Yoksa değişen bir olsaydı "her gün akşamları haberlerde" bu kadar kötü haber verilir miydi? Bu kadar kadın cinayeti, bu kadar hırsızlık, bu kadar dolandırıcılık, bu kadar hainlik haberleri verilir miydi? Değişen yanlarımız olsaydı "bu kadar çok yalnız kalır mıydı" insan sokaklarda?
Evlerde bu kadar çok yalnız kalır mıydı anneleri babaları? Sahi neden değişmedi insan, bunca söze rağmen, bunca kitaba rağmen? Neden bu kadar sorumsuz olmaya devam etti, kendini kutsayarak? Neden bu kadar kendini düşünür oldu "dinlediği ve duyduğu" bunca iyi şeye rağmen?
Doğru şehirlerimiz büyüdü, yollarımız büyüdü ve çoğaldı. Serveti büyüdü kimi adamların. Evlerin kapısında pahalı arabalar da çoğaldı. Ama olmayan, büyümeyen bir şey var bu ülkede. İnsan kalbi için bir şey yapamadı, imanı için bir şey yapamadı, ve kendini inşa edemedi. Bu nedir?
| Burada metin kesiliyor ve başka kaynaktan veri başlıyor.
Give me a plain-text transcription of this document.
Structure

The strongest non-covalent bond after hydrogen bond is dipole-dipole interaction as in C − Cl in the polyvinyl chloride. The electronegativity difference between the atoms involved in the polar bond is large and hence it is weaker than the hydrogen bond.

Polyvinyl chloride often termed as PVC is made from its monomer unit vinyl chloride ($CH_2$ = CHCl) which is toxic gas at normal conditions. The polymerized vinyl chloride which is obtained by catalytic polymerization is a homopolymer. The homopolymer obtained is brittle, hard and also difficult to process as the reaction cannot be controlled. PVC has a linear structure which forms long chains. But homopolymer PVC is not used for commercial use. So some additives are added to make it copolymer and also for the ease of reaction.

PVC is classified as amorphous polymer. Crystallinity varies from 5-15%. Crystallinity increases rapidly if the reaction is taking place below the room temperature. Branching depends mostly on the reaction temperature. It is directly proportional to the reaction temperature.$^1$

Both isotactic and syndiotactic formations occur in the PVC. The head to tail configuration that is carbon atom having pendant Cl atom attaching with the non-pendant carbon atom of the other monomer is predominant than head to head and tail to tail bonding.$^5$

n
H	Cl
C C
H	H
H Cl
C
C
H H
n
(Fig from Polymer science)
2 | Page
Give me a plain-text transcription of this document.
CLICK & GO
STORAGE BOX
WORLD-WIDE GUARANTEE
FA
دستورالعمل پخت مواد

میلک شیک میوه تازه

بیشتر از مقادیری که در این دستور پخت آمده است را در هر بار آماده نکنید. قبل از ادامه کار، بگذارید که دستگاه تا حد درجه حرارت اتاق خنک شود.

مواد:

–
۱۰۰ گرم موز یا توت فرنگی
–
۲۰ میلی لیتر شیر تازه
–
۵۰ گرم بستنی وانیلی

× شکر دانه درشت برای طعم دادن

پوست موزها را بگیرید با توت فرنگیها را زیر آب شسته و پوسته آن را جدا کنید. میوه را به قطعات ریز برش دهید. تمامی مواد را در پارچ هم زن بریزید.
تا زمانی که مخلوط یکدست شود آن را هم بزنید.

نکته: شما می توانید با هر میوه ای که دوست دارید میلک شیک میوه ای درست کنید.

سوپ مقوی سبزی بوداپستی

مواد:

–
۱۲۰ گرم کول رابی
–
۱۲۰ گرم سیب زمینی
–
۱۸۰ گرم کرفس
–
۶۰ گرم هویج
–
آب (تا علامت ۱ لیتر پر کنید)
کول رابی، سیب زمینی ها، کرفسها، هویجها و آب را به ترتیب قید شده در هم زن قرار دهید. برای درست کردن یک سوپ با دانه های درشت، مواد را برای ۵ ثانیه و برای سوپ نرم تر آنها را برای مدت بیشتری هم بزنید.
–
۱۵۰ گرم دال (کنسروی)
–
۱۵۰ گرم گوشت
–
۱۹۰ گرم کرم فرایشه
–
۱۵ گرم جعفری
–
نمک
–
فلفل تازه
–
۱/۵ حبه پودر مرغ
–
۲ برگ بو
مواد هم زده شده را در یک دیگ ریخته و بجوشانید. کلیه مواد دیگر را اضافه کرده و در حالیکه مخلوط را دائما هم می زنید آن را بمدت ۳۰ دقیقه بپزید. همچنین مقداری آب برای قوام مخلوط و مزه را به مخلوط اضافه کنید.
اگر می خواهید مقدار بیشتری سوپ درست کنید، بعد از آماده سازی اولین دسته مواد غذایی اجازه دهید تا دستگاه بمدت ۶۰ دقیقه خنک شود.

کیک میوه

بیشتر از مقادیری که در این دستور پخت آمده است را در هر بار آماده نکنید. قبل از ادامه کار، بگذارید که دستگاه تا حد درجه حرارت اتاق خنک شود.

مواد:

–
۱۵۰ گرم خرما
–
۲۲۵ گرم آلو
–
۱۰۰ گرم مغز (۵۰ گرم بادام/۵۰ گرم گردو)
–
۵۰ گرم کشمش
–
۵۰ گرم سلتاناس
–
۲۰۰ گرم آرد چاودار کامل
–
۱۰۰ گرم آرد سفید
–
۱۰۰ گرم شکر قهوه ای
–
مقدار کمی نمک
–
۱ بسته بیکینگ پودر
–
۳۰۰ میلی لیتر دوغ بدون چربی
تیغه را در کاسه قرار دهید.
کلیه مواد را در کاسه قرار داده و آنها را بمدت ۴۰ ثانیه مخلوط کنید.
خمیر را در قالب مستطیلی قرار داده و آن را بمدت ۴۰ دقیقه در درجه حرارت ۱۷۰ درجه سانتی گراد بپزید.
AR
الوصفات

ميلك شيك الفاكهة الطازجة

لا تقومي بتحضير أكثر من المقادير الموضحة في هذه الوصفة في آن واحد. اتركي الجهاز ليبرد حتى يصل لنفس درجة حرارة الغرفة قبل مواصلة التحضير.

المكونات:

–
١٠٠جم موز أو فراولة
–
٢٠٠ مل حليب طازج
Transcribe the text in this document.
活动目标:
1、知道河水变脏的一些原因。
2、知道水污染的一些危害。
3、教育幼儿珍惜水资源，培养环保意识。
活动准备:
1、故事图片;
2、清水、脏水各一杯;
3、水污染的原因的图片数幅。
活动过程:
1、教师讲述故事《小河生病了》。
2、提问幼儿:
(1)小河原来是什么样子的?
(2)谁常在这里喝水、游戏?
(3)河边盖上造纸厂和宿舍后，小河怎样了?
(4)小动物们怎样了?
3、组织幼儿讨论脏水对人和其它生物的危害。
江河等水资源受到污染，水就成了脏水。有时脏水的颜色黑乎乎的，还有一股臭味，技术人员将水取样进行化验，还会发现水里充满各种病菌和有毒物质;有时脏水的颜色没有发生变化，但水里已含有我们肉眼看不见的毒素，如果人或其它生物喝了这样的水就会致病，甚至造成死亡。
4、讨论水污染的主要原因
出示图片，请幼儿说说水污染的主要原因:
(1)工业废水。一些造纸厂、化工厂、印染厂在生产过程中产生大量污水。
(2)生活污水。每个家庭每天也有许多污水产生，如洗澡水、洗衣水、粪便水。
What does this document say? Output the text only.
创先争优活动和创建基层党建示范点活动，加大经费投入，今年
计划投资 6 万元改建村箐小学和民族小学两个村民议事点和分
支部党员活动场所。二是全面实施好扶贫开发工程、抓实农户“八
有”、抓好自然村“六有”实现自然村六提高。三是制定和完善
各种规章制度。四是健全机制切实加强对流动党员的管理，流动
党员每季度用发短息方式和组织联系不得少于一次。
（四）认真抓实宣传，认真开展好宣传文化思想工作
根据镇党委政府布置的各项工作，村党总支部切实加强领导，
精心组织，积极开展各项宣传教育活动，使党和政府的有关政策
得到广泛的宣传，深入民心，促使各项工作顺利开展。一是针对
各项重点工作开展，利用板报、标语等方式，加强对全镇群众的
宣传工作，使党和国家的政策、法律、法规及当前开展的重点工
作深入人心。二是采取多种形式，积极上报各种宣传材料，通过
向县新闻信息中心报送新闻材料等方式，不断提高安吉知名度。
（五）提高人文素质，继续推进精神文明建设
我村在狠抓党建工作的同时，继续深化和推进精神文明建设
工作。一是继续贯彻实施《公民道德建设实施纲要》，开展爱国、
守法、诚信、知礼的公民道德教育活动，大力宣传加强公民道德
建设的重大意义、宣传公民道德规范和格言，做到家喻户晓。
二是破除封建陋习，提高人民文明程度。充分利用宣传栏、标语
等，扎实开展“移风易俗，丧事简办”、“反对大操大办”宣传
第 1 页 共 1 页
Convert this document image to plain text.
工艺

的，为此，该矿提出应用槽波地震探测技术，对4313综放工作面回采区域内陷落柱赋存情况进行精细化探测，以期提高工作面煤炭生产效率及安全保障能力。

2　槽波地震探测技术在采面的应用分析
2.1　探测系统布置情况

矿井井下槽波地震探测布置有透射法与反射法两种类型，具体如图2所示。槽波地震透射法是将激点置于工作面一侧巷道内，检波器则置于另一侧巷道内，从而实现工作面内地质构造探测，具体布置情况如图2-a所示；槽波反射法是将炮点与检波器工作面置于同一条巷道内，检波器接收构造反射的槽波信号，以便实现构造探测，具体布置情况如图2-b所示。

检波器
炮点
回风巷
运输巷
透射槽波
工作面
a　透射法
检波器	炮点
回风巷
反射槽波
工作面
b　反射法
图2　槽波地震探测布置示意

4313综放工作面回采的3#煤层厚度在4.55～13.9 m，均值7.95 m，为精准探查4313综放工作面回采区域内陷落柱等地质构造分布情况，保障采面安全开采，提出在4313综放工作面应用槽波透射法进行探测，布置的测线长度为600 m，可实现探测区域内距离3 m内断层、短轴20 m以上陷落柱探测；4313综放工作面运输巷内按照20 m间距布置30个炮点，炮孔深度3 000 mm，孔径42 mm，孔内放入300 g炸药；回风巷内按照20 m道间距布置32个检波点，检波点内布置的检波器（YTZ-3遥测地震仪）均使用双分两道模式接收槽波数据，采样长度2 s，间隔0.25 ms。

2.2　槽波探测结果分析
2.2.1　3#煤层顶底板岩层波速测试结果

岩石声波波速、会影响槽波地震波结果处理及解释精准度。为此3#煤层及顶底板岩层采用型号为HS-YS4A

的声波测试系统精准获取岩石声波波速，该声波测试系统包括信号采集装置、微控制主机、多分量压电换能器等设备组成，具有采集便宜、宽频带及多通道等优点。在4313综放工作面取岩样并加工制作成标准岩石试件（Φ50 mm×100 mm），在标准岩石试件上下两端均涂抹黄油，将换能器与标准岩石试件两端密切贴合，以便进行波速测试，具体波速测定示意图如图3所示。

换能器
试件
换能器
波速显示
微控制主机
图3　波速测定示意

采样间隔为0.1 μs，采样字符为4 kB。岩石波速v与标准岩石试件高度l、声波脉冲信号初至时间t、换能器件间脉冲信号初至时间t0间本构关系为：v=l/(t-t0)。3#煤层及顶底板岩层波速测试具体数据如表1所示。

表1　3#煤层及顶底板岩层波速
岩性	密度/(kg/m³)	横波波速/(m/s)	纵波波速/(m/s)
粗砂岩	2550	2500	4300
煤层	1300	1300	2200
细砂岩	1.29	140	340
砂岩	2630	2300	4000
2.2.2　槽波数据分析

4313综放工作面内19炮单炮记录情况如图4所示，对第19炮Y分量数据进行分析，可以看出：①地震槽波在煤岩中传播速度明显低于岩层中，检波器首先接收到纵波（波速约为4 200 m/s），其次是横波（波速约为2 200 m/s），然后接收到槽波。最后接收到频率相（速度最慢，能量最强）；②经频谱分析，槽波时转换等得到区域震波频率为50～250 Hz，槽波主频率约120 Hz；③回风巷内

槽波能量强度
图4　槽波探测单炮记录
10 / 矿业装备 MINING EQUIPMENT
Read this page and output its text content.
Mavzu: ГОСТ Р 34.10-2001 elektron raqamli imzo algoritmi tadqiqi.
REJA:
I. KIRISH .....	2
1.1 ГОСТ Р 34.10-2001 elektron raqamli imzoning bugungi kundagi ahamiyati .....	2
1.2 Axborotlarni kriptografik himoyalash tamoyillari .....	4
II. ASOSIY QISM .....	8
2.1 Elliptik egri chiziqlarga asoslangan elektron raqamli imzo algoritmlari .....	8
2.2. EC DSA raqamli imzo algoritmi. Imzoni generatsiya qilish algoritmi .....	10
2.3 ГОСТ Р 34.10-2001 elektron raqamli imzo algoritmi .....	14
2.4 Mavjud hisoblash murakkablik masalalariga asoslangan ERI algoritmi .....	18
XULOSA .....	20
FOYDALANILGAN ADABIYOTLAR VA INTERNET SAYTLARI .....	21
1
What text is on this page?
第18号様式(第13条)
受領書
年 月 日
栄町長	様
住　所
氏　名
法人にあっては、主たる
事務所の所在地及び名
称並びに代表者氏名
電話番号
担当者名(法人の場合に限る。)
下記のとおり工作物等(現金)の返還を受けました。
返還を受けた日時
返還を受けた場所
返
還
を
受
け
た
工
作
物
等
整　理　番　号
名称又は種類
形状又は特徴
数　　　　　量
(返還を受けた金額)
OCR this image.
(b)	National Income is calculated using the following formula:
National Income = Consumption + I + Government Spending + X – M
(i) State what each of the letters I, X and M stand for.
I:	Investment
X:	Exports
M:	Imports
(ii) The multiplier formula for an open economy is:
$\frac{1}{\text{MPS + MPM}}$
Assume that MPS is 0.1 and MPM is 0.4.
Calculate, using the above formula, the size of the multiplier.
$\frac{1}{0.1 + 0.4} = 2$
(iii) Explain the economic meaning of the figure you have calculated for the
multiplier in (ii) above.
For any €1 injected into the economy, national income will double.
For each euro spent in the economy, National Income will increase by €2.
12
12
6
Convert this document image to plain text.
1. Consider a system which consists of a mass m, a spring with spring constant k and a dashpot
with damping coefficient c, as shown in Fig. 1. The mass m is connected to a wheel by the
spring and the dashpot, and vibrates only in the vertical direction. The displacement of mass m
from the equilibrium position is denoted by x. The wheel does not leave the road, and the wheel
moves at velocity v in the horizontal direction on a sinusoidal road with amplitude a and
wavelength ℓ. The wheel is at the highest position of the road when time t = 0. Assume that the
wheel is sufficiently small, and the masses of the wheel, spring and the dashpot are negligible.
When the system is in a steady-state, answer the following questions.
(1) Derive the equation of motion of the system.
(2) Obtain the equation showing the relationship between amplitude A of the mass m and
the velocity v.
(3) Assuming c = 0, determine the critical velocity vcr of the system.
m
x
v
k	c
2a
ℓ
Neden daha yakın değil insan Allah'a, ve diğer insanlara? Neden bu kadar azaldı sokaklarımızın vicdanı? Aslında "sorarsanız" bende bilmiyorum. Sadece canım acıyor olanlara "size de" bir sorayım dedim, hepsi bu. Sahi yeni bir değişiklik var mı, hayatında insanın? Mesela "eskiye göre" daha mı, fazla insan yanlarımız?
İman ettiğimizi söylediğimiz dine "daha mı" fazla bağlıyız? Haram ve helallere karşı daha mı duyarlı olduk? Değilsek, neden değiliz?
Ne çok soru var, kendimize sormamız gereken.